Friday, January 4, 2013

Another Day, Another Four Hundred Dollars...

Or, The Joys of Plumbing.

The event du jour, as one might guess, centered today on the plumbing at 678 Sinclair Terrace, South Orange NJ.  And specifically, the stopped-up kitchen sink. 

Well, I tried Drano.  Twice.  And fooled myself into thinking that I'd done the trick.  Which, of course, I hadn't. 

So I called the reliable, if pricey, plumber John found through Maplewood On Line, and left a message, and didn't expect him to call back at 8 am. Using our landline number.  Which is exactly what I suggested he do, in my message, forgetting that our landline phones are... finicky, I guess you could say.  So, by the time we found a working hand set, the call was over. 

Called him back.  Waited, as per plumbing etiquette.  And, mirabile -- a return call!  An estimated arrival time of plumber and crew in about an hour.  Which became two hours.  Then three.  The nature of the beast.  But a clogged drain is a priority, I think.

Another call from the plumber, and again the landline phones refused to do the job for which they were designed.  Ran around the house, one dead receiver in one hand, looking for another one that might work...  How tedious.

Finally, a concrete contact, and a commitment for a repair.  What a relief.  And in under an hour, a free-flowing kitchen sink, with a new drain in place of the old one.  Home improvement, I guess.
Oh, plus we fixed the outflow in John's bathtub.

And in between calls, and while I was waiting for Godot, or someone like him, I: watched a dull sci-fi movie, mostly with the sound off; did some more laundry; worked on a poem I'm trying to write, about a terrible event in Afghanistan, that ruined a close friend's only son; shopped for and bought a model human heart, to use for a Combat Paper project I'm ruminating about; ate half a giant pork burrito, brought home who knows how long ago; and spent far too much time on Facebook, searching, as always, for some miraculous, substantive, life-altering... something.  Which all of us should realize is like standing under an apple tree in January, expecting ripe grapes to fall into our hands.

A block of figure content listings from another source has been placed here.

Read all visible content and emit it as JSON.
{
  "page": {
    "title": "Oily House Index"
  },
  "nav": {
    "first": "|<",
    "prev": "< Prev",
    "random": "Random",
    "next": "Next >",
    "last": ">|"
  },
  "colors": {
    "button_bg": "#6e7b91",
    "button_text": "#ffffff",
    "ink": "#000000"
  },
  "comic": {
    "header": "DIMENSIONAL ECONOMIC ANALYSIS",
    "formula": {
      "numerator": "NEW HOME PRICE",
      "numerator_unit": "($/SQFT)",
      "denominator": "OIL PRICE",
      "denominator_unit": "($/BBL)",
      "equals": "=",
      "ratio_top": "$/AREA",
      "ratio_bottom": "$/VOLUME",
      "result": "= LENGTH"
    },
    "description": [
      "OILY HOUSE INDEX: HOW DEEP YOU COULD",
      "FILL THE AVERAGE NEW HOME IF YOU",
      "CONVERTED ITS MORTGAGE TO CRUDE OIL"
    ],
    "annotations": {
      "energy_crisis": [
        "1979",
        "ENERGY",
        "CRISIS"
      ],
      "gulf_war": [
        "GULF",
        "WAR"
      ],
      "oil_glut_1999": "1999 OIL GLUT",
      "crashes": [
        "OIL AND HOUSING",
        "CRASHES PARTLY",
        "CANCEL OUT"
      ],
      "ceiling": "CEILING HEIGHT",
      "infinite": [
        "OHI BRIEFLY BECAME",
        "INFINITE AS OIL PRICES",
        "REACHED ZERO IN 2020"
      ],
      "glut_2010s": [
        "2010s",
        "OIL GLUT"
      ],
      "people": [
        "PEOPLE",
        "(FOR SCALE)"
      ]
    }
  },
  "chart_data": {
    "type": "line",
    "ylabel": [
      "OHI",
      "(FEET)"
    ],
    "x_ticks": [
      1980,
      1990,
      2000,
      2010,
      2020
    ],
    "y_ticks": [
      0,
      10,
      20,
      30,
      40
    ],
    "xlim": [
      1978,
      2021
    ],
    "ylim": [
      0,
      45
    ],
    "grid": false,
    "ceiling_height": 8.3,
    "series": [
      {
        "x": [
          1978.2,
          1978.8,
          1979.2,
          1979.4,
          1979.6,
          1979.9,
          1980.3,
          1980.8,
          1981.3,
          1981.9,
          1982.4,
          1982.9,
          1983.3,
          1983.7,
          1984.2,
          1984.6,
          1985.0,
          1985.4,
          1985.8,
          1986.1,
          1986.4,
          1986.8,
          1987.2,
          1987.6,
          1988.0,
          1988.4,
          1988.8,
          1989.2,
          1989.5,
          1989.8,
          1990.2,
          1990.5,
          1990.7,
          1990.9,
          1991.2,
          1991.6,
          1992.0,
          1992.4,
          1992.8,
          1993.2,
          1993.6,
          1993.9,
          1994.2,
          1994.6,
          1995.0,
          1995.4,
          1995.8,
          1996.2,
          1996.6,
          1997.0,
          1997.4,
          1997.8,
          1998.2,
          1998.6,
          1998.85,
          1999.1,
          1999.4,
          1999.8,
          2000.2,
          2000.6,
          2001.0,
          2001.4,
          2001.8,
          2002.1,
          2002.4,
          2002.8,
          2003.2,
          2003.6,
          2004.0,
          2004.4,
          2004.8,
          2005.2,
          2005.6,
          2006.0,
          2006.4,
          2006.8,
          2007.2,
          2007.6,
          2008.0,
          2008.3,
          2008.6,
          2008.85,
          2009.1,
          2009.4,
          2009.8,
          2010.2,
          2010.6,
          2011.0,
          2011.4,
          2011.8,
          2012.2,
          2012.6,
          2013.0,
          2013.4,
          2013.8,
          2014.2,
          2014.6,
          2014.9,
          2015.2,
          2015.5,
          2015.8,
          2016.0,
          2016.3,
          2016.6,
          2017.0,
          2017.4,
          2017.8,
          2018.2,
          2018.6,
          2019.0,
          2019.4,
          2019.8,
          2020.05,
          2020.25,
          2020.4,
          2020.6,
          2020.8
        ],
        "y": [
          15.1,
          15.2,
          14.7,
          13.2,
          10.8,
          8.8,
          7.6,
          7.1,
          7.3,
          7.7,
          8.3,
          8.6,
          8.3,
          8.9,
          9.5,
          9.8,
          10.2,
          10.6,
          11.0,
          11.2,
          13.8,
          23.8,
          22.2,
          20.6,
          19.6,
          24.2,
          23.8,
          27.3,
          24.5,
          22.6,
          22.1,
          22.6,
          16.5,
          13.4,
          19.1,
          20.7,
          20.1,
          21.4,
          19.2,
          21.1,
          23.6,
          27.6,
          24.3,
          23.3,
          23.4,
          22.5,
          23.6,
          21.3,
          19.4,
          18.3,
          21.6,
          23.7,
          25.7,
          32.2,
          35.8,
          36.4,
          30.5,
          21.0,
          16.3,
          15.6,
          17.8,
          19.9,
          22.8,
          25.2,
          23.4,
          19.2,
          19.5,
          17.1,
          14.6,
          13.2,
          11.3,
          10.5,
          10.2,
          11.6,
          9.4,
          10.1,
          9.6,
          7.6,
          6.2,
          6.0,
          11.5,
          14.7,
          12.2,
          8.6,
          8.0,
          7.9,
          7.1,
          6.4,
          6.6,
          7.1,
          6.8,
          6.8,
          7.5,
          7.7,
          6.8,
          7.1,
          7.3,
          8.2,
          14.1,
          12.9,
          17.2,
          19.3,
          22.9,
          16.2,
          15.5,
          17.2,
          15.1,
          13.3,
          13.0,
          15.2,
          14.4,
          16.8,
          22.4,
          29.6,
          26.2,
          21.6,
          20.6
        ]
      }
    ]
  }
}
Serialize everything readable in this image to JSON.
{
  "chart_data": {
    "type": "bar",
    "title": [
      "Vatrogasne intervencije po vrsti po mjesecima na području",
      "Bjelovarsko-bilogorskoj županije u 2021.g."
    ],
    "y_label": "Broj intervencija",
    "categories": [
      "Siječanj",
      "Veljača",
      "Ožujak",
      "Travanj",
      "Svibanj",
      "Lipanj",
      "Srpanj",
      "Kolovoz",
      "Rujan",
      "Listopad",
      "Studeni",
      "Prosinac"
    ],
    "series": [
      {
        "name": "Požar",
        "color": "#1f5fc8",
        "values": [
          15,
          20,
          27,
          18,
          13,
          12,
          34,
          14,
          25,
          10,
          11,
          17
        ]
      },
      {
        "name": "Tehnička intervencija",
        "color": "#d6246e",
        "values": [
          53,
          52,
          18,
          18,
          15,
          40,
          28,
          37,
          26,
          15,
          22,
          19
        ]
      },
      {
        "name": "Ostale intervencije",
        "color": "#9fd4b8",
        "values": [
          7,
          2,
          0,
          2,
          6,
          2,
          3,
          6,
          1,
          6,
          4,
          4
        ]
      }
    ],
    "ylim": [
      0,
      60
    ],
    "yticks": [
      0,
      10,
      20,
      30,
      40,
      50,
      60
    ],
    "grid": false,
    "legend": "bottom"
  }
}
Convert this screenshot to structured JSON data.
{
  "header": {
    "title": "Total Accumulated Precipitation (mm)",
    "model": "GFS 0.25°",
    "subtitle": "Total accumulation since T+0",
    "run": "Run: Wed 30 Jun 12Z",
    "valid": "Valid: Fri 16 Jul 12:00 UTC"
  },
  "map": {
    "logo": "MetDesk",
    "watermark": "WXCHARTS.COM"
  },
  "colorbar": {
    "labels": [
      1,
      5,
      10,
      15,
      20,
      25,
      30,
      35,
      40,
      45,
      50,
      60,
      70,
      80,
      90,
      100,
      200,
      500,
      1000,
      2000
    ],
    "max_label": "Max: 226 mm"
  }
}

And all the while, to be honest, I'm feeling that familiar dull achiness in my gut, and am imagining that I'm one of those political miscreants in Henry VIII's time, who's been sentenced to be hanged, drawn and quartered -- and I'm at the part of the process where my belly is slit open a bit, and my innards are being slowly pulled out, inch by inch.  Which would be so much worse, if I didn't feel, more or less, as though I'm dead already.

Oh, and the plumbing bill came to just over $400, for about an hour's work.  Why couldn't I have dreamed, as a child, of becoming a plumber?

Now I'm watching Gerard Butler in a movie, where he kills lots of people.  Seems apt.